Es ist im Großen wie im Kleinen – wir machen uns gegenseitig viel zu viel vor und dadurch das Leben schwer. Dabei könnte uns so viel an Versöhnung gelingen, wenn wir mit offenen Karten spielten. Selbst die Kirche hat das immer wieder zu lernen: Seit Christus uns Schuld vergibt, müssen wir anderen Menschen nicht mehr vorspielen, wie perfekt wir seien. Vielmehr ist es möglich und als befreiend erlebt, Fehler zuzugeben, Schuld anzuerkennen, weil wir neu beginnen dürfen: Christen räumen sich das gegenseitig und anderen gegenüber ein. Wir sind befreit davon, mit Masken herumzulaufen, dies ist die großartige und reinigende Wirkung, die uns angeboten ist. Einen solchen mutigen Schritt ist die neugegründete Evangelische Kirche Deutschlands sehr bald nach dem Zweiten Weltkrieg gegangen. Sie hatte allen Grund dazu – wie fast alle anderen deutschen Institutionen und die Deutschen persönlich ebenfalls.

Mit dem Stuttgarter Schuldbekenntnis (auch: Schulderklärung der evangelischen Christenheit Deutschlands) bekannte die nach dem Zweiten Weltkrieg neu gebildete Evangelische Kirche in Deutschland (EKD) erstmals eine Mitschuld evangelischer Christen an den Verbrechen des Nationalsozialismus. Die Erklärung wurde von den EKD-Ratsmitgliedern Hans Christian Asmussen, Otto Dibelius und Martin Niemöller auf einer Ratstagung in Stuttgart gemeinsam verfasst und dort am 19. Oktober 1945 verlesen. Der Text war ein Kompromiss aus vorherigen persönlichen Schulderklärungen und Vorentwürfen der Autoren. Sie wollten zuerst ihre eigene Schuld, dann die der evangelischen Christen, dann auch die der Deutschen benennen.

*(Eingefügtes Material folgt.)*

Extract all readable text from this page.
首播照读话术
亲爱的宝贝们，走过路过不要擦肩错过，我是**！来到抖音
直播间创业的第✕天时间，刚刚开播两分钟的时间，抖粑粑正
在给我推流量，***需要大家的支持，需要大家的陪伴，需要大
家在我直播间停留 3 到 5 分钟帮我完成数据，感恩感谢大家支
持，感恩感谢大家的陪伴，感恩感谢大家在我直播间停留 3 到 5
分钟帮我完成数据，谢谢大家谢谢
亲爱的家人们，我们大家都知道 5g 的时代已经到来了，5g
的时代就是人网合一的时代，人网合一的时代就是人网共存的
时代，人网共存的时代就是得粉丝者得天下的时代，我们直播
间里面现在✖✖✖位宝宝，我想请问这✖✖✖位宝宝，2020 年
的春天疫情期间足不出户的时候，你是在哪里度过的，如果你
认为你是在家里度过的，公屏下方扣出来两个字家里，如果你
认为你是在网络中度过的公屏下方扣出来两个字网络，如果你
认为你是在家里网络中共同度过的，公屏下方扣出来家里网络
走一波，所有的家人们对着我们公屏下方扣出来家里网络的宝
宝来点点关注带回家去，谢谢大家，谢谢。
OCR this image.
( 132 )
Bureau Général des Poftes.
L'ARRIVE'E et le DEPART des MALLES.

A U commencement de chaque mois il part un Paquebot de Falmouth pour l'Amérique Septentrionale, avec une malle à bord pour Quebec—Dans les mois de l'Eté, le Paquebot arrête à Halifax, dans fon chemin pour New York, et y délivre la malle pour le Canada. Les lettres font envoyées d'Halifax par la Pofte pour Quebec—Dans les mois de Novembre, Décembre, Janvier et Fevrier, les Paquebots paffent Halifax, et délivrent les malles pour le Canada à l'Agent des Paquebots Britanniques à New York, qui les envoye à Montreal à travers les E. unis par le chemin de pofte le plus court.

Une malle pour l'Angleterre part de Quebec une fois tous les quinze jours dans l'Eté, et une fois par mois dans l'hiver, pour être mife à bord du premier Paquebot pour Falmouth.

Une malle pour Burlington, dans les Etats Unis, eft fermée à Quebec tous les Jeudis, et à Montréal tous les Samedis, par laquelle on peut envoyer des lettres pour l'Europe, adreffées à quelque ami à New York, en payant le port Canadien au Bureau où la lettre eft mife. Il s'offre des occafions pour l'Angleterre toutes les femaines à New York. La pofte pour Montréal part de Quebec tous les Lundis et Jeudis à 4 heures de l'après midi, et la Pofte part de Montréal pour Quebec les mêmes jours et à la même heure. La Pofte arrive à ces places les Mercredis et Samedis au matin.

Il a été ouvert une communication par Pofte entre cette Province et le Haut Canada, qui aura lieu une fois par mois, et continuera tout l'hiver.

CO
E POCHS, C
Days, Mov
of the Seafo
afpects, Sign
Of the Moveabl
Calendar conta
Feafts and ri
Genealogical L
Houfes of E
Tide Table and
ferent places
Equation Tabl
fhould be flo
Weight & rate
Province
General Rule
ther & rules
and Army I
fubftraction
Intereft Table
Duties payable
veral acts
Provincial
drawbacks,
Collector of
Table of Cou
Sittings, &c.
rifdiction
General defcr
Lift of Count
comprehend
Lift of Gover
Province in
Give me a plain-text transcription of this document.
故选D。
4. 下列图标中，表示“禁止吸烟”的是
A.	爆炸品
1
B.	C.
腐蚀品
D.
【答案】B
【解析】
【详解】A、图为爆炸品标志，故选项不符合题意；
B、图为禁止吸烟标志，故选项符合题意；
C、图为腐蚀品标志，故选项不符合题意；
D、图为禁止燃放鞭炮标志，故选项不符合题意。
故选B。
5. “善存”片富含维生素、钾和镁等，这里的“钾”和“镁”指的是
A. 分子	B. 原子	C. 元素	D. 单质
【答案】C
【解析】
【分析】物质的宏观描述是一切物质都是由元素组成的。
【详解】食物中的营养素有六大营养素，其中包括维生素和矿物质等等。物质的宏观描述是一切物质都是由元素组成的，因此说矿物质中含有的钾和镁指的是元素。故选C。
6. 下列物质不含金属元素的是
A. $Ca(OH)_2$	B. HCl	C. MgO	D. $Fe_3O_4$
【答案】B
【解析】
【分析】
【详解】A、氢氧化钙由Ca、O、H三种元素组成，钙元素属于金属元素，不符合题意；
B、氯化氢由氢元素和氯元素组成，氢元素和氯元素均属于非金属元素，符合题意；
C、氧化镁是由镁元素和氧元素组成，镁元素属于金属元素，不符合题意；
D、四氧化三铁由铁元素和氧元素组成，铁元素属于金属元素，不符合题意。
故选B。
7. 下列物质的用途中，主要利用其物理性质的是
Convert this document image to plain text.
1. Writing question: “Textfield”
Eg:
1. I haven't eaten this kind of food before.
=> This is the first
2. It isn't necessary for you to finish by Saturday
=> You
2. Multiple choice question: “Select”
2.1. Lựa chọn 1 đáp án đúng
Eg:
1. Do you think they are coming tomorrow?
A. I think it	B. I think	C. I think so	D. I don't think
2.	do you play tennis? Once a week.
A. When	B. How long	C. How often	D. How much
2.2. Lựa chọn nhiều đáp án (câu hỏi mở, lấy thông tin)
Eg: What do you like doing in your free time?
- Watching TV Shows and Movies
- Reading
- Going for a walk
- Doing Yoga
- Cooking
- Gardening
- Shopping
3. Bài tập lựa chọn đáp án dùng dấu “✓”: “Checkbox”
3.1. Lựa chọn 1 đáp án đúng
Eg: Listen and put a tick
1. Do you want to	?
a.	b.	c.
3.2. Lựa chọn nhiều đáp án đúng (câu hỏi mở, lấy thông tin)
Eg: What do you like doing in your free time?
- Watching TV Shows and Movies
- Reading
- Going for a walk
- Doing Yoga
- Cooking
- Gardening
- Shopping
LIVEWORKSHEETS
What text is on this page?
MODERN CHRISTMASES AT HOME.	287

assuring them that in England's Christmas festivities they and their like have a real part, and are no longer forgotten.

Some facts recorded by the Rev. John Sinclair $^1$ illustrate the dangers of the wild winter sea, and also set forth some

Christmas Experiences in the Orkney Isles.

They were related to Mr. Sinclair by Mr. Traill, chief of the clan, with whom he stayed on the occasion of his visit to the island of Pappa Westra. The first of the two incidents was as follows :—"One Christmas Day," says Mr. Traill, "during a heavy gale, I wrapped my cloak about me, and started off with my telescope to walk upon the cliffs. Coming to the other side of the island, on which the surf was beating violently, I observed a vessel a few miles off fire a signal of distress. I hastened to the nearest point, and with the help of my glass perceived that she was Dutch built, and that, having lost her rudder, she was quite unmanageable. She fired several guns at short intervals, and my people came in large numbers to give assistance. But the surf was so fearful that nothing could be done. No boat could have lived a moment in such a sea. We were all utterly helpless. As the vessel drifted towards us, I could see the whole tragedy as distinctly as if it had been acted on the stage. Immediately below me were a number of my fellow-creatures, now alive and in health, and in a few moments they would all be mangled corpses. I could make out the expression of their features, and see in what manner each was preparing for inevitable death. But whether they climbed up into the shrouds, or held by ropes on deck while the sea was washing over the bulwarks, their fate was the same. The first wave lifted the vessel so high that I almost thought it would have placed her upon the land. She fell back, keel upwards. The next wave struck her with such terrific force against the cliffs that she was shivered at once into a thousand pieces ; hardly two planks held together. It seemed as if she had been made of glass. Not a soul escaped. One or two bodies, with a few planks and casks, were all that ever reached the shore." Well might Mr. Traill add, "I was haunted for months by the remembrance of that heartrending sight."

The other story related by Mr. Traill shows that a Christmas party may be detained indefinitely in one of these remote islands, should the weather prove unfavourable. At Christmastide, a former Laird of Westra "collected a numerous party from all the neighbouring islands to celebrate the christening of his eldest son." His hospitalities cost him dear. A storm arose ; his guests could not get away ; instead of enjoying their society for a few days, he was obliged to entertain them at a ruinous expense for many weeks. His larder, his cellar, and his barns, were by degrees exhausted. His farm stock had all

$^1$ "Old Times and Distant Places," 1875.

Leider hat sich dieses Schuldbekenntnis, so offen es war, nicht wirklich durchgesetzt. Bis heute gehört es nicht zu den wesentlichen Bekenntnissen, die im Evangelischen Gesangbuch abgedruckt sind: So wichtig es ist – dort fehlt es bis heute. Auch die Kirche tut sich schwer damit, eigene Fehler und Schuld einzugestehen; dies galt sowohl für die Zeit nach 1945 wie es gilt für die Zeit nach 1989. Leider sind auch Pfarrer schuldig geworden und einige haben – als inoffizielle Mitarbeiter – mit der Staatssicherheit zusammengearbeitet und die Kraft für einen Neuanfang nicht aufgebracht. Unserer Kirche wird ein neuer Anfang geschenkt, wenn sie sich ernsthaft reformieren will. So klingt 2013 das Stuttgarter Schuldbekenntnis hochaktuell, aus dem ich hier abschließend zitiere:

„Wir hoffen zu Gott, daß durch den gemeinsamen Dienst der Kirchen, dem Geist der Gewalt und der Vergeltung, der heute von neuem mächtig werden will, in aller Welt gesteuert werde und der Geist des Friedens und der Liebe zur Herrschaft komme, in dem allein die gequälte Menschheit Genesung finden kann.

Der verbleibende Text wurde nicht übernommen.